The perfect time to create doesn’t exist. And we will not be afforded a utopia to write our little plays any time soon.
I can’t sit here and say what we do is the most important thing. The more I saw posts this week about how THIS IS THE TIME FOR ARTISTS just made me feel more sick and lost and frustrated. But as the author Charlie Jane Anders said this week on Bluesky – we are in a culture war. And artists are the culture makers.
Culture and our media system has helped spread misinformation, radicalized people. These are the things that those in power try to control because digestible narratives are more often the thing that sway folks rather than deep understanding of policies.
Even saying this feels like I’m just parroting the reactions I’ve seen all week. But I think it is true that while a play will not save the world, what we decide to put into the world does matter. If some things that are put into the world make folks feel less seen or less safe, it stands to reason that we could put something in the world that does the opposite.
We can take the advice of life-long activists and find the one cause that we can dedicate our time too — if we focus on all the things wrong, we will get burnt out. If you’re not sure where to start, here’s a comic book version of Project 2025 that has been confirmed to be generally the incoming administration’s agenda. If there is something there that hits the closest to you — perhaps that’s where you put your energy.
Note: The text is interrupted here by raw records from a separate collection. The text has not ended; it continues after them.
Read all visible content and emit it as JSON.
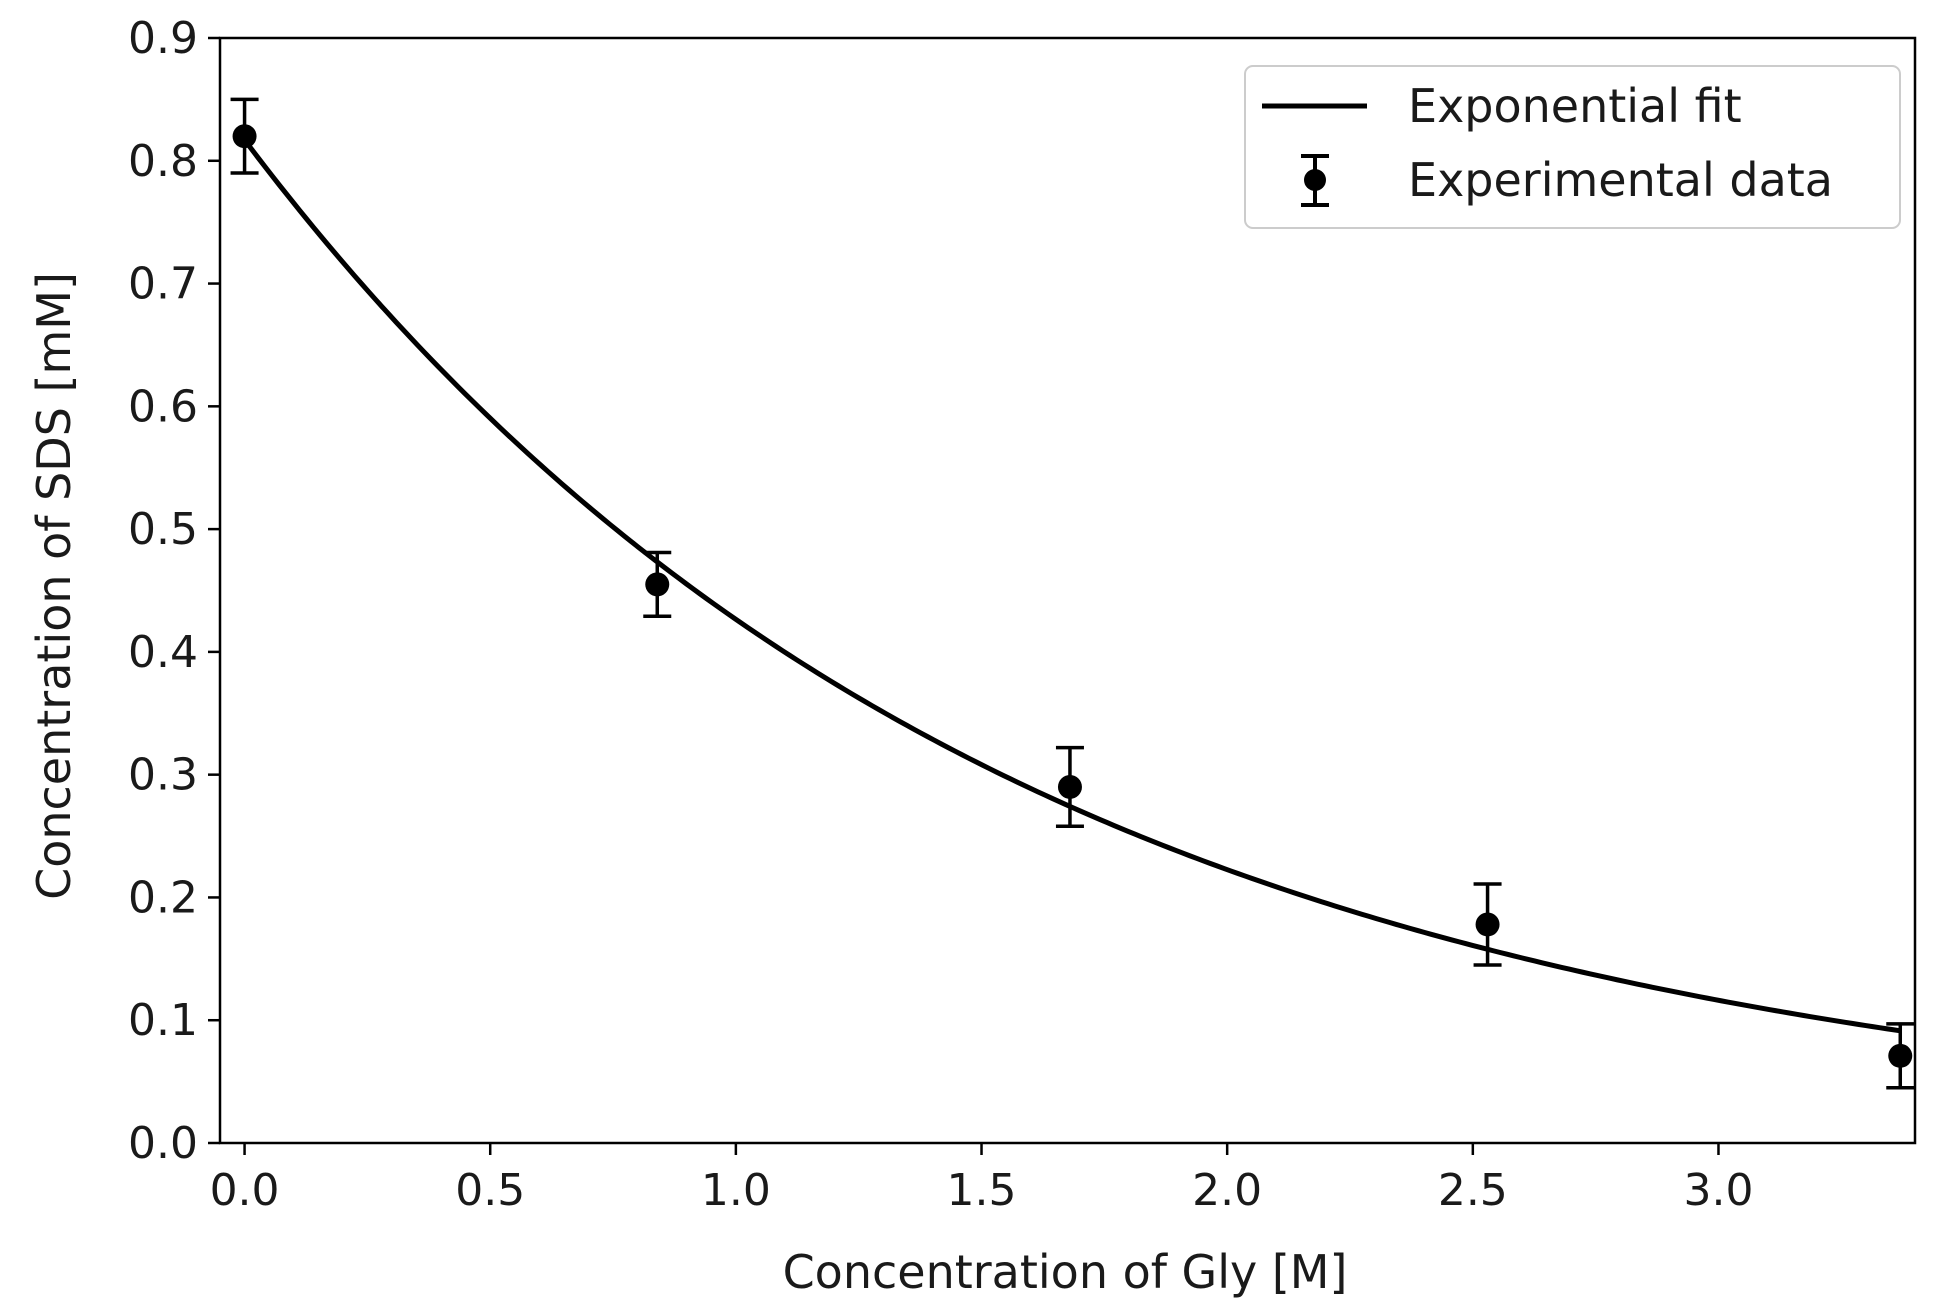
{
  "chart_data": {
    "type": "scatter",
    "title": "",
    "xlabel": "Concentration of Gly [M]",
    "ylabel": "Concentration of SDS [mM]",
    "xlim": [
      -0.05,
      3.4
    ],
    "ylim": [
      0.0,
      0.9
    ],
    "x_ticks": [
      "0.0",
      "0.5",
      "1.0",
      "1.5",
      "2.0",
      "2.5",
      "3.0"
    ],
    "y_ticks": [
      "0.0",
      "0.1",
      "0.2",
      "0.3",
      "0.4",
      "0.5",
      "0.6",
      "0.7",
      "0.8",
      "0.9"
    ],
    "grid": false,
    "legend_position": "top-right",
    "series": [
      {
        "name": "Experimental data",
        "kind": "errorbar-points",
        "x": [
          0.0,
          0.84,
          1.68,
          2.53,
          3.37
        ],
        "y": [
          0.82,
          0.455,
          0.29,
          0.178,
          0.071
        ],
        "yerr": [
          0.03,
          0.026,
          0.032,
          0.033,
          0.026
        ]
      },
      {
        "name": "Exponential fit",
        "kind": "line",
        "function": "a*exp(-b*x)",
        "params": {
          "a": 0.817,
          "b": 0.65
        },
        "x_range": [
          0.0,
          3.37
        ]
      }
    ],
    "color": "#000000"
  }
}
There will be a lot of smart people sifting through the drudgery that is actually needed to keep a democratic experiment from slipping into authoritarianism. Much of our society has been shaped by the Chosen One narrative and so it is easy to imagine that “revolution” looks like us single-handedly punching all the nazis into oblivion. But real change is bigger and more boring than that. And depending on where your privileges and powers fall, being active, being an ally, working for change may look very different and may not always be easily posted to social media or framed as a hero narrative.
The last several months have made me do some serious reflection on what leadership truly means to me. I think as a society we tend to think that strong leaders manifest as aggressive, outspoken, stubborn — they tend to be the people we perceive as the ones who get-things-done-no-matter-the-cost. And these qualities have a gender-bias spectrum that cannot be ignored. Certainly there is a time and place for a force of will and hard uncomfortable decisions — but I think having a vision is not the same as having an ego, and the work toward that vision can look a lot more like care and collaboration than a single-minded drive. In the end, how we govern ourselves on the micro scale (in our theatre community, perhaps) reflects so much of what we aspire to in the macro.
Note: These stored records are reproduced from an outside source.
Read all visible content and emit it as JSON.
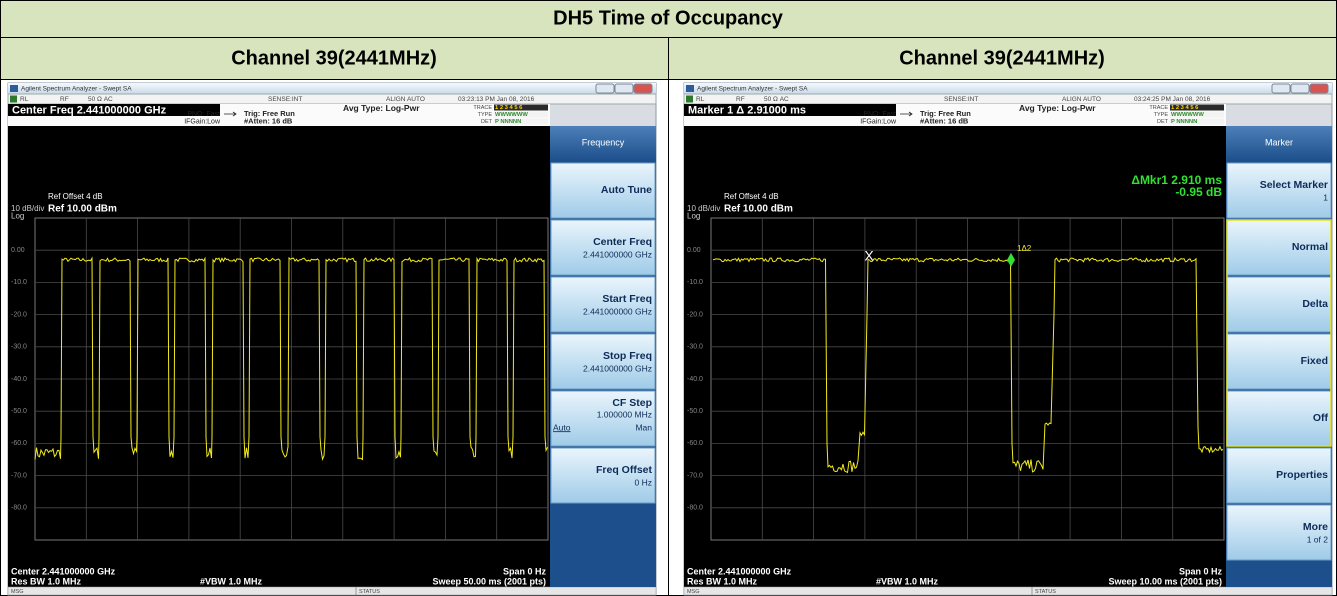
{
  "title": "DH5 Time of Occupancy",
  "panels": [
    {
      "header": "Channel 39(2441MHz)",
      "window_title": "Agilent Spectrum Analyzer - Swept SA",
      "status": [
        "RL",
        "RF",
        "50 Ω  AC",
        "SENSE:INT",
        "ALIGN AUTO",
        "03:23:13 PM Jan 08, 2016"
      ],
      "active_function": "Center Freq 2.441000000 GHz",
      "pno": "PNO: Fast",
      "ifgain": "IFGain:Low",
      "trig": "Trig: Free Run",
      "atten": "#Atten: 16 dB",
      "avg_type": "Avg Type: Log-Pwr",
      "trace_labels": [
        "TRACE",
        "TYPE",
        "DET"
      ],
      "trace_rows": [
        "1 2 3 4 5 6",
        "WWWWWW",
        "P NNNNN"
      ],
      "ref_offset": "Ref Offset 4 dB",
      "scale": "10 dB/div",
      "ref_level": "Ref 10.00 dBm",
      "scale_type": "Log",
      "y_labels": [
        "0.00",
        "-10.0",
        "-20.0",
        "-30.0",
        "-40.0",
        "-50.0",
        "-60.0",
        "-70.0",
        "-80.0"
      ],
      "center": "Center 2.441000000 GHz",
      "span": "Span 0 Hz",
      "res_bw": "Res BW 1.0 MHz",
      "vbw": "#VBW 1.0 MHz",
      "sweep": "Sweep  50.00 ms (2001 pts)",
      "msg": "MSG",
      "status_bar": "STATUS",
      "menu_title": "Frequency",
      "softkeys": [
        {
          "label": "Auto Tune"
        },
        {
          "label": "Center Freq",
          "value": "2.441000000 GHz"
        },
        {
          "label": "Start Freq",
          "value": "2.441000000 GHz"
        },
        {
          "label": "Stop Freq",
          "value": "2.441000000 GHz"
        },
        {
          "label": "CF Step",
          "value": "1.000000 MHz",
          "options": [
            "Auto",
            "Man"
          ]
        },
        {
          "label": "Freq Offset",
          "value": "0 Hz"
        }
      ]
    },
    {
      "header": "Channel 39(2441MHz)",
      "window_title": "Agilent Spectrum Analyzer - Swept SA",
      "status": [
        "RL",
        "RF",
        "50 Ω  AC",
        "SENSE:INT",
        "ALIGN AUTO",
        "03:24:25 PM Jan 08, 2016"
      ],
      "active_function": "Marker 1 Δ 2.91000 ms",
      "pno": "PNO: Fast",
      "ifgain": "IFGain:Low",
      "trig": "Trig: Free Run",
      "atten": "#Atten: 16 dB",
      "avg_type": "Avg Type: Log-Pwr",
      "trace_labels": [
        "TRACE",
        "TYPE",
        "DET"
      ],
      "trace_rows": [
        "1 2 3 4 5 6",
        "WWWWWW",
        "P NNNNN"
      ],
      "ref_offset": "Ref Offset 4 dB",
      "scale": "10 dB/div",
      "ref_level": "Ref 10.00 dBm",
      "scale_type": "Log",
      "marker_readout": [
        "ΔMkr1 2.910 ms",
        "-0.95 dB"
      ],
      "marker_labels": [
        "X",
        "1Δ2"
      ],
      "y_labels": [
        "0.00",
        "-10.0",
        "-20.0",
        "-30.0",
        "-40.0",
        "-50.0",
        "-60.0",
        "-70.0",
        "-80.0"
      ],
      "center": "Center 2.441000000 GHz",
      "span": "Span 0 Hz",
      "res_bw": "Res BW 1.0 MHz",
      "vbw": "#VBW 1.0 MHz",
      "sweep": "Sweep  10.00 ms (2001 pts)",
      "msg": "MSG",
      "status_bar": "STATUS",
      "menu_title": "Marker",
      "softkeys": [
        {
          "label": "Select Marker",
          "value": "1"
        },
        {
          "label": "Normal"
        },
        {
          "label": "Delta"
        },
        {
          "label": "Fixed"
        },
        {
          "label": "Off"
        },
        {
          "label": "Properties"
        },
        {
          "label": "More",
          "value": "1 of 2"
        }
      ]
    }
  ]
}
You do not have to give up theatre in order to fight the fights important to you. Theatre is part of the practice.
So what stories do you want to make?
A father friend of mine wants to write a environmental socialist utopian novel. As a father, leaning into hopeful futures feels great.
As an auntie, I’m embracing my horror phase. I’ve been writing four plays this fall that all land on the horror spectrum. I’m okay with my role as the angry auntie.
A friend of mine told our group chat that a professor of hers once gave this advice: Find the thing that makes you feel alive and then become ferally protective of it.
So, go do that. Don’t stop doing that. Just as a baseline.